Mais ce que peu de gens savent, c'est que sans débat, en catimini, les mêmes tractations ont présentement lieu ici même, au Québec.

En effet,  le gouvernement de Jean Charest, celui-là même qui annonçait en juin 2009 qu'il ferait du Québec « le leader mondial des énergies vertes », a ouvert la porte toute grande à l'exploration et l'exploitation de gaz, de pétrole et même d'uranium.

Alors que, depuis quelques mois, l'Ontario annonce 8 milliards d'investissement dans les énergies éolienne et solaire, le Québec crée un « comité » sur le « potentiel » des énergies vertes et financera une « consultation » sur l'indépendance au pétrole... avec comme partenaire Gaz Métro.

Ainsi, pendant que d'un côté les Québécois sont appelés à discuter énergies vertes, le gouvernement de Jean Charest et ses « amis » foncent dans les énergies sales. Une belle diversion.

Pour ajouter l'insulte à l'injure, ce gouvernement a DONNÉ  GRATUITEMENT nos droits d'exploration et d'exploitation à des entreprises privées qui ont refilé la majorité de leurs actions à des compagnies étrangères sans jamais nous demander l'autorisation.

Ajoutons à cela que ces entreprises se sont vues accorder des crédits d'impôts et de redevance pour des années.

En 2005, nous avons commencé à travailler sur le projet d'indépendance aux énergies fossiles que nous avons nommé: « Maîtres chez nous-21e siècle ».

En 2010, nous sommes de plus en plus nombreux à faire la démonstration que l'indépendance aux énergies fossiles est un projet économique et écologique non seulement intéressant, mais vital pour l'avenir du Québec et de la planète.

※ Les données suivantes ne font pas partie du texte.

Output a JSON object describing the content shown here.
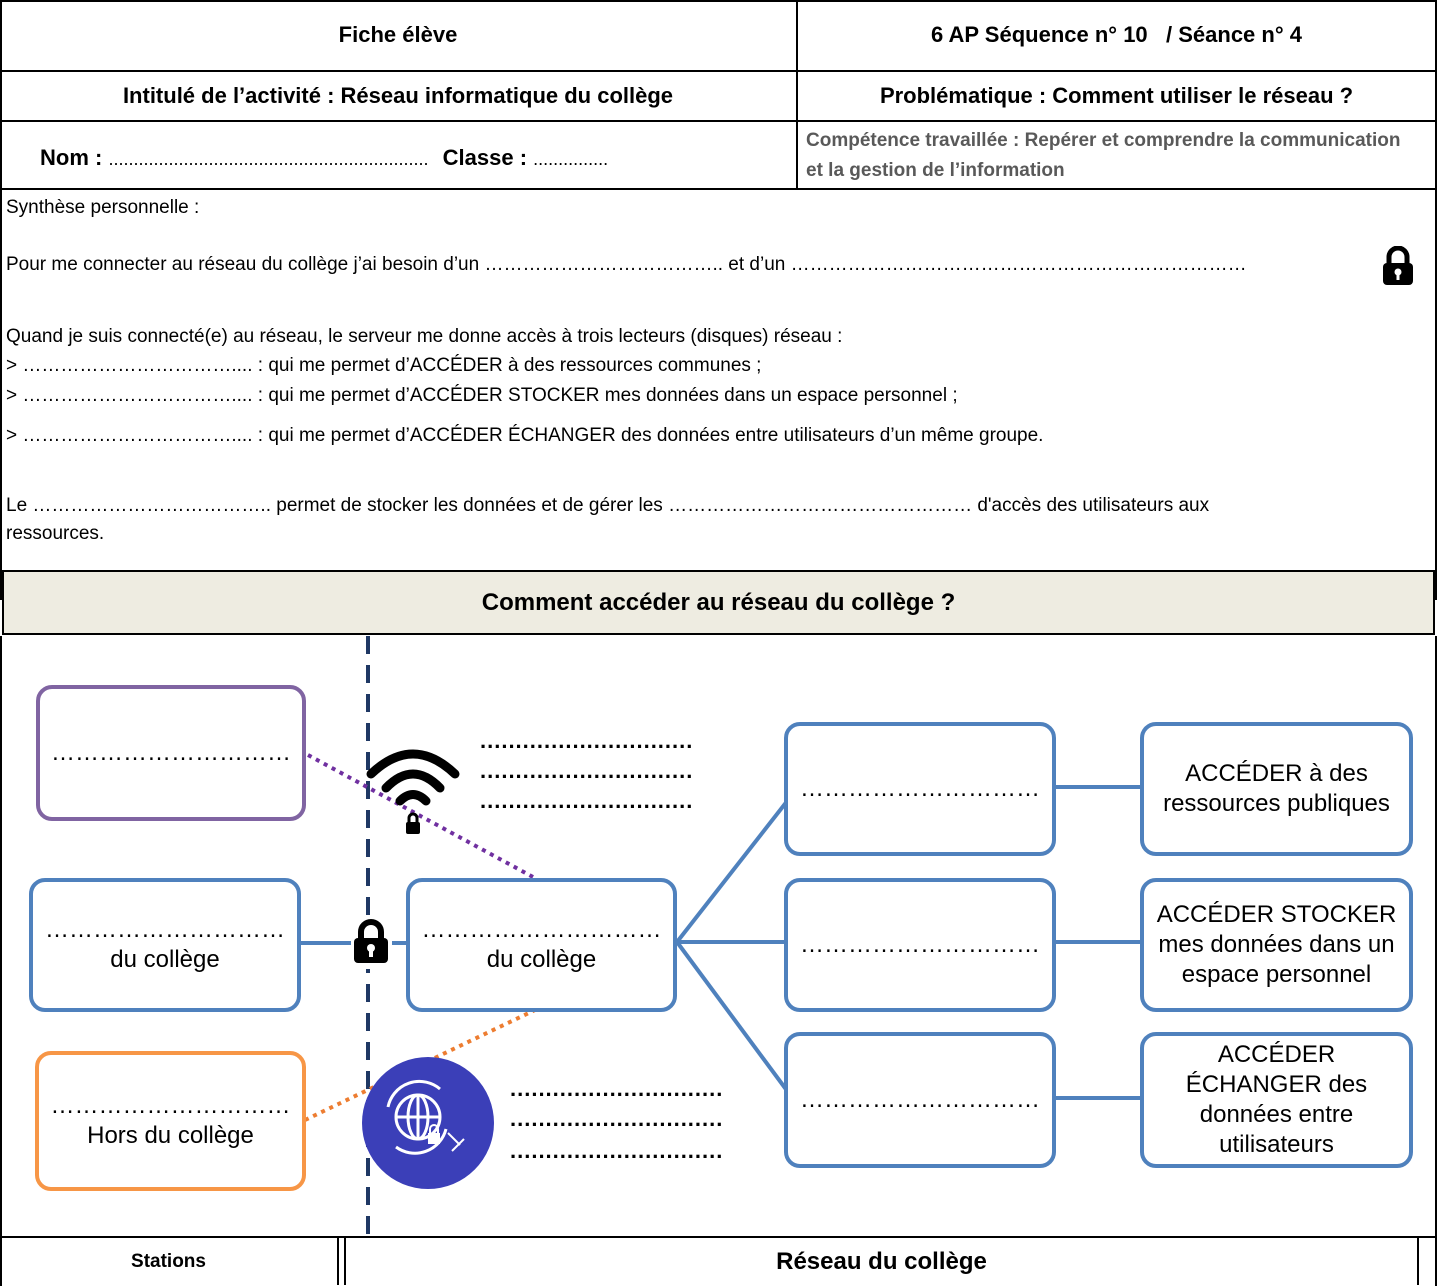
{
  "header": {
    "fiche": "Fiche élève",
    "sequence": "6 AP Séquence n° 10   / Séance n° 4",
    "intitule": "Intitulé de l’activité : Réseau informatique du collège",
    "problematique": "Problématique : Comment utiliser le réseau ?",
    "nom_label": "Nom :",
    "nom_dots": "................................................................",
    "classe_label": "Classe :",
    "classe_dots": "...............",
    "competence": "Compétence travaillée : Repérer et comprendre la communication et la gestion de l’information"
  },
  "synthese": {
    "title": "Synthèse personnelle :",
    "line1": "Pour me connecter au réseau du collège j’ai besoin d’un ……………………………….. et d’un ………………………………………………………………",
    "line2": "Quand je suis connecté(e) au réseau, le serveur me donne accès à trois lecteurs (disques) réseau :",
    "item1": "> …………………………….... : qui me permet d’ACCÉDER à des ressources communes ;",
    "item2": "> …………………………….... : qui me permet d’ACCÉDER STOCKER mes données dans un espace personnel ;",
    "item3": "> …………………………….... : qui me permet d’ACCÉDER ÉCHANGER des données entre utilisateurs d’un même groupe.",
    "line3a": "Le ……………………………….. permet de stocker les données et de gérer les ………………………………………… d'accès des utilisateurs aux",
    "line3b": "ressources."
  },
  "diagram": {
    "title": "Comment accéder au réseau du collège ?",
    "dots": "…………………………",
    "du_college": "du collège",
    "hors_college": "Hors du collège",
    "access1": "ACCÉDER à des ressources publiques",
    "access2": "ACCÉDER STOCKER mes données dans un espace personnel",
    "access3": "ACCÉDER ÉCHANGER des données entre utilisateurs",
    "dotted_line": ".............................."
  },
  "footer": {
    "stations": "Stations",
    "reseau": "Réseau du collège"
  },
  "colors": {
    "blue": "#4F81BD",
    "purple": "#8064A2",
    "orange": "#F79646",
    "navy": "#1F3864",
    "header_bg": "#EEECE1"
  }
}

Pourtant, des gens d'affaires et certains élus bavent littéralement  devant les « retombées » économiques potentielles de l'exploitation de gaz et de pétrole, minimisant aveuglément les autres « retombées »:  Dévastation d'écosystèmes, catastrophes du type de celle du golfe du Mexique, impacts bien connus sur la santé des gens, réchauffement  climatique, pollution atmosphérique, etc.

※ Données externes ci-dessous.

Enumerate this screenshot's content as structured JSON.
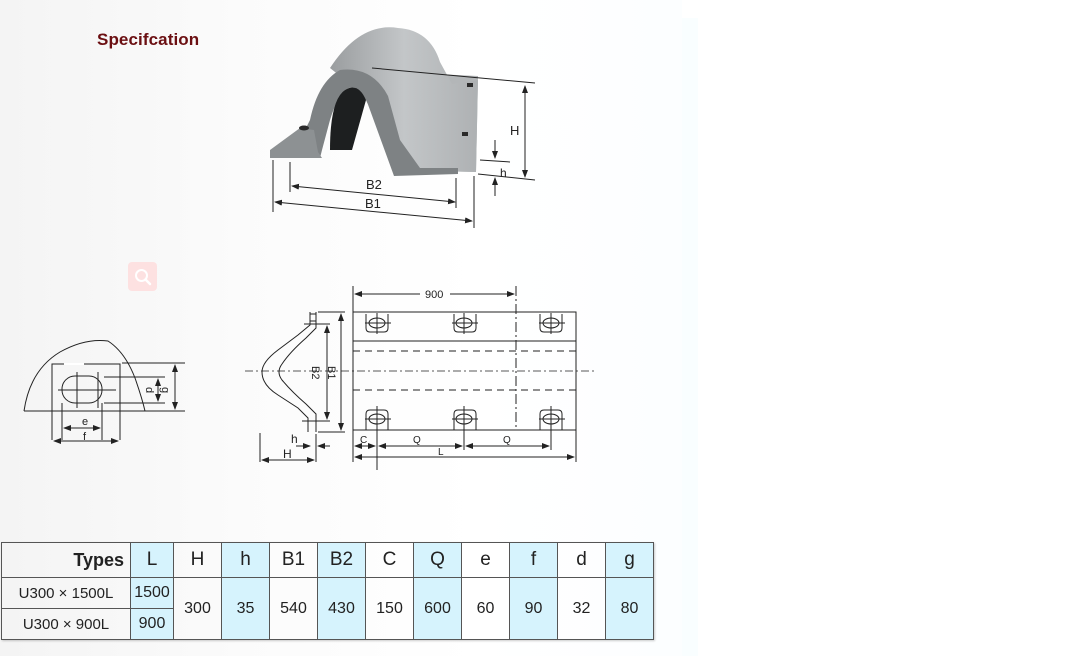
{
  "heading": "Specifcation",
  "zoom_badge_icon": "magnifier-icon",
  "drawing_labels": {
    "perspective": {
      "H": "H",
      "h": "h",
      "B2": "B2",
      "B1": "B1"
    },
    "bolt_hole": {
      "e": "e",
      "f": "f",
      "d": "d",
      "g": "g"
    },
    "section": {
      "B2": "B2",
      "B1": "B1",
      "h": "h",
      "H": "H"
    },
    "plan": {
      "pitch": "900",
      "C": "C",
      "Q1": "Q",
      "Q2": "Q",
      "L": "L"
    }
  },
  "table": {
    "headers": [
      "Types",
      "L",
      "H",
      "h",
      "B1",
      "B2",
      "C",
      "Q",
      "e",
      "f",
      "d",
      "g"
    ],
    "highlight_columns": [
      "L",
      "h",
      "B2",
      "Q",
      "f",
      "g"
    ],
    "rows": [
      {
        "type": "U300 × 1500L",
        "L": "1500"
      },
      {
        "type": "U300 × 900L",
        "L": "900"
      }
    ],
    "shared": {
      "H": "300",
      "h": "35",
      "B1": "540",
      "B2": "430",
      "C": "150",
      "Q": "600",
      "e": "60",
      "f": "90",
      "d": "32",
      "g": "80"
    }
  },
  "colors": {
    "heading": "#6b0f12",
    "highlight_cell": "#d6f3fd",
    "badge": "#fde1e1"
  }
}
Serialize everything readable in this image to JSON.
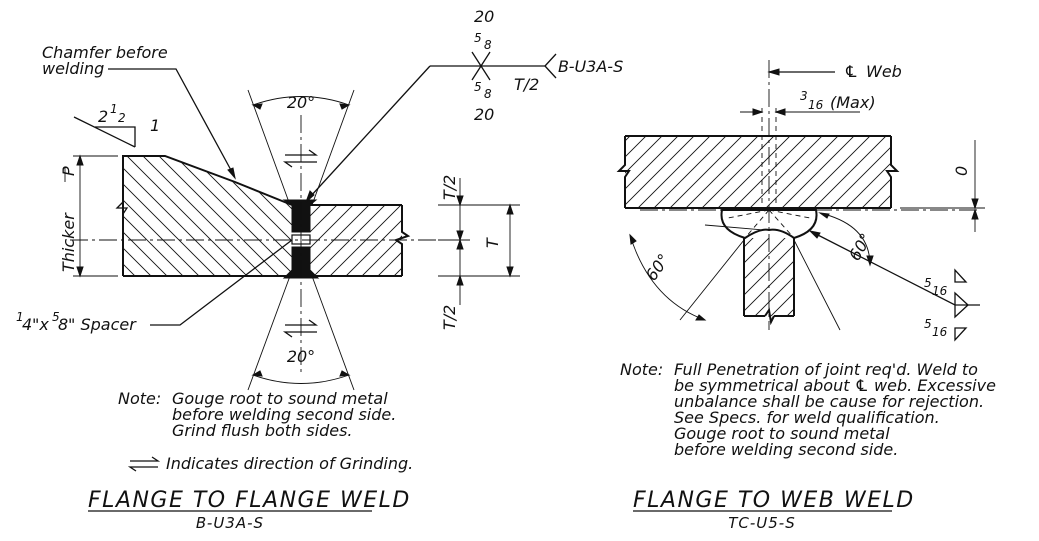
{
  "left_detail": {
    "title": "FLANGE TO FLANGE WELD",
    "subtitle": "B-U3A-S",
    "chamfer_label_line1": "Chamfer before",
    "chamfer_label_line2": "welding",
    "slope_run": "2",
    "slope_run_frac": "1",
    "slope_run_frac2": "2",
    "slope_rise": "1",
    "angle_top": "20°",
    "angle_bottom": "20°",
    "thicker_label": "Thicker",
    "plate_symbol": "P",
    "dim_half_top": "T/2",
    "dim_total": "T",
    "dim_half_bottom": "T/2",
    "spacer_label_a": "1",
    "spacer_label_b": "4",
    "spacer_label_c": "\"x",
    "spacer_label_d": "5",
    "spacer_label_e": "8",
    "spacer_label_f": "\" Spacer",
    "weld_symbol": {
      "top_angle": "20",
      "top_size_num": "5",
      "top_size_den": "8",
      "bottom_size_num": "5",
      "bottom_size_den": "8",
      "bottom_angle": "20",
      "tail_depth": "T/2",
      "reference": "B-U3A-S"
    },
    "note_prefix": "Note:",
    "note_lines": [
      "Gouge root to sound metal",
      "before welding second side.",
      "Grind flush both sides."
    ],
    "grinding_note": "Indicates direction of Grinding."
  },
  "right_detail": {
    "title": "FLANGE TO WEB WELD",
    "subtitle": "TC-U5-S",
    "web_centerline": "Web",
    "centerline_symbol": "℄",
    "gap_num": "3",
    "gap_den": "16",
    "gap_suffix": "(Max)",
    "dim_zero": "0",
    "angle_left": "60°",
    "angle_right": "60°",
    "fillet_top_num": "5",
    "fillet_top_den": "16",
    "fillet_bottom_num": "5",
    "fillet_bottom_den": "16",
    "note_prefix": "Note:",
    "note_lines": [
      "Full Penetration of joint req'd.  Weld to",
      "be symmetrical about ℄ web.  Excessive",
      "unbalance shall be cause for rejection.",
      "See Specs. for weld qualification.",
      "Gouge root to sound metal",
      "before welding second side."
    ]
  }
}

Soyons clairs. Contrairement à ce qu’ils nous disent, il ne s’agit pas ici de créer de la richesse, mais quelques riches… en appauvrissant la vaste majorité des Québécois…et l’environnement.

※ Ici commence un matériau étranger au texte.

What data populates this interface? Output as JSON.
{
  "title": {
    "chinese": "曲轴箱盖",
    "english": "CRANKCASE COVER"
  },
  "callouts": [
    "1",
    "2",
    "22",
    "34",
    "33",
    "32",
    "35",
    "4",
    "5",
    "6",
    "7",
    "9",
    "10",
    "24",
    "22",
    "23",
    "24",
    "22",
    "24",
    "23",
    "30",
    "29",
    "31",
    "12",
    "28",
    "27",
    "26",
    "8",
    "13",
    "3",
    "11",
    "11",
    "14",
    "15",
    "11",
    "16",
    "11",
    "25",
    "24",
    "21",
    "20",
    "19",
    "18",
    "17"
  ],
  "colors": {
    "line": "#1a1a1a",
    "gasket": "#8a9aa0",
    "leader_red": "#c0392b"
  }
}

Entendre la ministre des Ressources Naturelles et de la Faune,  Mme. Normandeau nous dire qu’elle est conseillée par André Caillé, « peddler » officiel de Junex, pour créer les paramètres d’encadrement de cette exploitation est surréaliste. C’est comme si les moutons demandaient conseil au loup pour la sécurité de leur bergerie.

Ce qui se passe présentement dans le domaine de l'énergie illustre de façon absolument éclatante toute l'absurdité de notre société et de notre système économique.

Résumons-nous:

  • Le pétrole et le gaz qui ont mis des millions d'années à se former seront épuisés sous peu. Nous sommes rendus au pic pétrolier, donc l'offre n'ira qu'en diminuant.
  • Brûler en un temps si court une si énorme quantité de combustible dérègle l'équilibre planétaire et cause le réchauffement de la planète.
  • Comme les réserves s'amenuisent, le prix des hydrocarbures augmente à cause de la demande et du niveau croissant de difficulté pour l'extraire.
  • Comme ce prix augmente, nous voulons, comme bien d'autres, nous lancer dans l'exploitation de cet or noir.
  • Ferons-nous quelque profit, considérant les avantages accordés par le gouvernement de Jean Charest? Rien n'est moins sûr.

Et on nous dit que le marché réglera nos problèmes écologiques? Le lobby des hydrocarbures est bien trop puissant pour cela. Même si « la main invisible du marché » favorisaient les énergies vertes, le bras de cette même main est tordu par les oligarques fossiles. Ces entreprises soudoyant allègrement nos gouvernements, cela évacue toute logique économique ou écologique.

Nous sommes devant la quadrature du cercle.

Le temps d'un débat national est venu. Et ça urge.